Let $X$ be a hyperelliptic Riemann surface, and let $J$ be the hyperelliptic involution. Then consider the quotient surface $X/ < J > ,$ my question is whether $X/ < J > $ is a Riemann surface?

On the standard Riemann surface textbook, the answer is yes, $X/< J >$ is the Riemann sphere $S^{2}$. More generally, let $H$ be a subgroup of the automorphism group of a Riemann surface $\Sigma,$ then $\Sigma/H$ is also a Riemann surface, and the quotient map is holomorphic, and the fixed points of $H$ are the branch points of the quotient map.

However, when we consider the problem in another way, the above mentioned $X/< J >$ should be an orbifold. The fixed points of $J$ are the singular points of orbifold. An orbifold is not a manifold, and if $X/< J >$ is even not a manifold, how could it be a Riemann surface? We know that only when an group $G$ act freely and properly discontinuously on a manifold $M$, the quotient space $M/G$ is a manifold. Here the question is that the action of automorphism group of a Riemann surface on itself has the fixed points.

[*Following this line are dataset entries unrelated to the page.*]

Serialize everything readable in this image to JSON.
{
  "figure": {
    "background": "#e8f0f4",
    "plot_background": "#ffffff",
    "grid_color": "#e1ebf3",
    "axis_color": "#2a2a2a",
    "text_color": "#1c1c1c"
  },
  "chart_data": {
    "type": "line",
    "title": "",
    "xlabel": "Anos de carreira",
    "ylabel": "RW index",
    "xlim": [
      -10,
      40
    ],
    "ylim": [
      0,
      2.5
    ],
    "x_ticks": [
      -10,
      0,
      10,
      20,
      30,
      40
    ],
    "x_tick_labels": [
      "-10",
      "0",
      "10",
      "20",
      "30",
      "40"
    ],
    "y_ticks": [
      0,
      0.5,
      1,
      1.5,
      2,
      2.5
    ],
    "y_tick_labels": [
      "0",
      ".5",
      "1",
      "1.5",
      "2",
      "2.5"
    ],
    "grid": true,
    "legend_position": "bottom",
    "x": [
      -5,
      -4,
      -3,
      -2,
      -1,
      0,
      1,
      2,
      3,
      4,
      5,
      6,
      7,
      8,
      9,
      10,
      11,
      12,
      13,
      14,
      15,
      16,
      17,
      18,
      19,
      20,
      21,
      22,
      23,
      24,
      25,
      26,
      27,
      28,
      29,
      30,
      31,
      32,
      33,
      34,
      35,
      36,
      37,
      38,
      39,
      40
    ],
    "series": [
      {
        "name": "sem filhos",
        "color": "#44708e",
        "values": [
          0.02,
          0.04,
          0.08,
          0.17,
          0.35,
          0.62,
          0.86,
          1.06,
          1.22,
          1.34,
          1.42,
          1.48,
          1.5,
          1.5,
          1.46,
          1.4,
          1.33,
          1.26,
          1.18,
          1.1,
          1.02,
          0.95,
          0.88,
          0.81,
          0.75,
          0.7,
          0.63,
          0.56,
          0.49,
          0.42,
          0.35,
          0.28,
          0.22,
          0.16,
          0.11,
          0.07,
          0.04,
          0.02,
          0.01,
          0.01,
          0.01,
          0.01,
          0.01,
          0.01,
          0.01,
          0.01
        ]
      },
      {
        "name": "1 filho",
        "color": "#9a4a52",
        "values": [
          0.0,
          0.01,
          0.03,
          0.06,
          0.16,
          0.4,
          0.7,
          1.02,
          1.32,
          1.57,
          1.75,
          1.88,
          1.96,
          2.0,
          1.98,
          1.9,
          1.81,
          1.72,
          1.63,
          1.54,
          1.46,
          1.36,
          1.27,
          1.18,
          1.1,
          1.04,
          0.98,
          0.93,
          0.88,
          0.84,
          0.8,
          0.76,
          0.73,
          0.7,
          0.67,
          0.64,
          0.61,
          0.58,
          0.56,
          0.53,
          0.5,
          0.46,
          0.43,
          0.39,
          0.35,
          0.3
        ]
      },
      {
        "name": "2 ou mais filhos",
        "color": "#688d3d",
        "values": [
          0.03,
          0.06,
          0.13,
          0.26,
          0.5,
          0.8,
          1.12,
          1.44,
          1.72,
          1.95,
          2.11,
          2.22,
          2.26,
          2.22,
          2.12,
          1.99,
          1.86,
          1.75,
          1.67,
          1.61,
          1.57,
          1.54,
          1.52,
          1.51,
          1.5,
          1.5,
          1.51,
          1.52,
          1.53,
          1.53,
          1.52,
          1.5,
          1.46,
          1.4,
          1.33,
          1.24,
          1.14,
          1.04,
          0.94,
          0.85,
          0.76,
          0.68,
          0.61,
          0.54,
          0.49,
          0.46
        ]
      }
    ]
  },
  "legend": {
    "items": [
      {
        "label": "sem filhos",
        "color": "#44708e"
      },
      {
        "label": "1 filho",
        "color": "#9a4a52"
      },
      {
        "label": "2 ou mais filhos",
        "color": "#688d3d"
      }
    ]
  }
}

A simple example is the American football model of an orbifold. Let $\tau$ be the $\pi$ rotation around $z$-axis, then we can get an orbifold with two singular points located at north pole and south pole of the sphere. However, under the Riemann surface view, $S^{2}$ is a Riemann surface, and $\tau$ is a holomorphic involution with two fixed points, so $S^{2}/<\tau>$ should be a Riemann surface. It seems we get a contradiction here. Where is the mistake or confusion in my above statement?